Outstanding graduate encourages students to try everything, fail often, learn always
Editor’s note: This story is part of a series of profiles of notable fall 2022 graduates.
John Rudebeck remembers selecting his major vividly. He had every intention of starting school as an undecided student, but needed to choose a major due to a scholarship requirement.
“You’d like this one,” his mother had said while scrolling through a list of programs and finding Arizona State University's School for the Future of Innovation in Society. Without much further consideration and with the understanding that he could always change it later, he agreed.
“As it turns out, my mom is definitely the prime source on my interests because when I started taking classes, I immediately knew that this was so right for me,” Rudebeck said.
Originally from Normal, Illinois, Rudebeck said he was seeking an educational experience that was anything but normal. He had a variety of interests he wanted to pursue and turned to ASU to explore those fields.

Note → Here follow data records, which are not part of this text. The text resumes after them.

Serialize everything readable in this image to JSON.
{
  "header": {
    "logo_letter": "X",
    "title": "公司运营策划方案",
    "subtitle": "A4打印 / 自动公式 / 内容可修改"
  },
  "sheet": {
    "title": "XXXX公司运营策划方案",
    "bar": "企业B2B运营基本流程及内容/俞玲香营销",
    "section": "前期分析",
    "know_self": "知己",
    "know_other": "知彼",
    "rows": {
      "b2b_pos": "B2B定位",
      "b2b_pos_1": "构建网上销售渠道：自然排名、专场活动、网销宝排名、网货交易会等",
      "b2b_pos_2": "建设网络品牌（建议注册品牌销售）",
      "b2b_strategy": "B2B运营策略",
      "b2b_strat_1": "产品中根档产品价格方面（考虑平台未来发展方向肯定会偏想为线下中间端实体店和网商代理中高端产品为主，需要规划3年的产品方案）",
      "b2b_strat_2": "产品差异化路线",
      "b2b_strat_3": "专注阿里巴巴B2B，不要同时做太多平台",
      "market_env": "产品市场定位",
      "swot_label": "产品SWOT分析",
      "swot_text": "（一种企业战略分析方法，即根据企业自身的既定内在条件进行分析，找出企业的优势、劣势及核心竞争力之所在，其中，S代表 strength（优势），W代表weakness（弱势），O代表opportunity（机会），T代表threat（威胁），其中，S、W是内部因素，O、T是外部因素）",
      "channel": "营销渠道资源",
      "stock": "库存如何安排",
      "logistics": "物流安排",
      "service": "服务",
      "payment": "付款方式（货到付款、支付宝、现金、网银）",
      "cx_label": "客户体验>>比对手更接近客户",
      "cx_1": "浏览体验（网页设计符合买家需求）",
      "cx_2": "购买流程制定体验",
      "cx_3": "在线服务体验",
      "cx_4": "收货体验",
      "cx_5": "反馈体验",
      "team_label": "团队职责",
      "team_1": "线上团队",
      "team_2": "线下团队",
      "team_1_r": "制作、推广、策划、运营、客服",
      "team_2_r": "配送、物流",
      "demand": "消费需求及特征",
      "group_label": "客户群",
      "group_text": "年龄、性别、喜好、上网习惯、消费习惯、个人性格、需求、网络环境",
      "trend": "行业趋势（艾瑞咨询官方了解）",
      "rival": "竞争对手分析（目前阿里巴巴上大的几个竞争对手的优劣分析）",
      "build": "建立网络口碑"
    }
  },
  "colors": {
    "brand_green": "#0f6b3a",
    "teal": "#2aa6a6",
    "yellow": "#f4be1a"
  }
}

While Rudebeck started his college career with a flexibility regarding his area of study, he found himself very engaged in his classes and student life while obtaining his bachelor’s degree in innovation in society at the College of Global Futures. Over the course of his time at the college, he has completed two capstone projects, started a temporary student organization that participated in School for the Future of Innovation in Society curriculum discussions and served as a new student ambassador. He is scheduled to graduate from the School for the Future of Innovation in Society in the fall of 2022.
“I don’t know if I would consider myself an ‘outstanding’ graduate, but I would say that I’m thankful to have had the opportunities I did to grow,” he said. “I would tell students starting out to try everything, take the opportunities as they come and learn as much as you can.”
Question: What’s something you learned while at ASU, in the classroom or otherwise, that surprised you or changed your perspective?
Answer: Education, for me, has been so much more than just getting a certificate. There is a concept in philosophy that explores this idea of not understanding the first premise you’re given until you’ve also read the second and third, and so forth. It all culminates so that once you’ve reached the end, you look back and understand them. That’s how I see my college experience on both a personal and academic level. I came out of high school feeling very much like I was going to college so I could get a diploma. Now I see that it wasn’t so much about the destination as it was the journey. My worldview and my idea of how I can interact and exist in the world have definitely been broadened.
Q: Why did you choose ASU?
A: The biggest pull for me was that my family was moving to Phoenix. But the climate, politics, music scene and regional location of Phoenix were all good fits for me. I liked the feel of the campus and, what was really important for me at the time, was the range of study areas I could choose from. I wanted to explore a variety of interests and felt like ASU had a really good framework to do that. I was able to do self-guided minor areas of study in industrial design, especially socially and environmentally responsible design, and moral philosophy.
Q: What was your favorite spot on campus, whether for studying, meeting friends or just thinking about life?
A: The balcony/roof of the Student Services Building is always empty, it's shaded and windy, and has a great view.
Q: What are your plans after graduation?
A: Find work, see my family back home, travel the world, the lifelong pursuit of learning and the goal of making positive change in the world. Getting a degree and using it to impact the world is such a noble and worthy pursuit, and I’m looking forward to applying the soft and hard skills I’ve learned into the workforce. SFIS put me on a good path, and I’m in a place where I have a good understanding of what I’m looking for in my career and the contributions I want to make.
Q: What have been some of your favorite projects or stories from your time at ASU?
A: I really enjoyed my capstone project through SFIS. I worked on a team and came up with a report looking at the future of verified credentials and its impact on higher education. We did data-driven scenario planning and were able to interview field professionals to explore how verified credentials could play a role in higher education reform, then we presented the report to about 250 people. My other stories of note from my time at ASU have more to do with the time I spent with other people. ASU was a great experience for formal, academic learning and also for social learning. Spending time with other students, getting to know people I might not have met otherwise, has definitely shaped a lot of my favorite memories here.
Q: What is the best piece of advice you’d give to those who are still in school?
A: Try everything. Talk to everyone. The first week of school everyone seems to be in such a frenzy to meet people but once they’ve formed their groups, they close the doors. There are so many friendships to be made outside of those first few weeks. Go out more. There are so many opportunities for social and academic learning, and going to college is about the social aspect just as much as it is about the certificate. College — and life — is a huge process of discovery; try everything, fail often, learn from it and move on to try something else. Always allow yourself to pivot directions, don't feel locked into your choices. The more things you try, the more paths in life you have to take, the more you expand your interests and opportunities.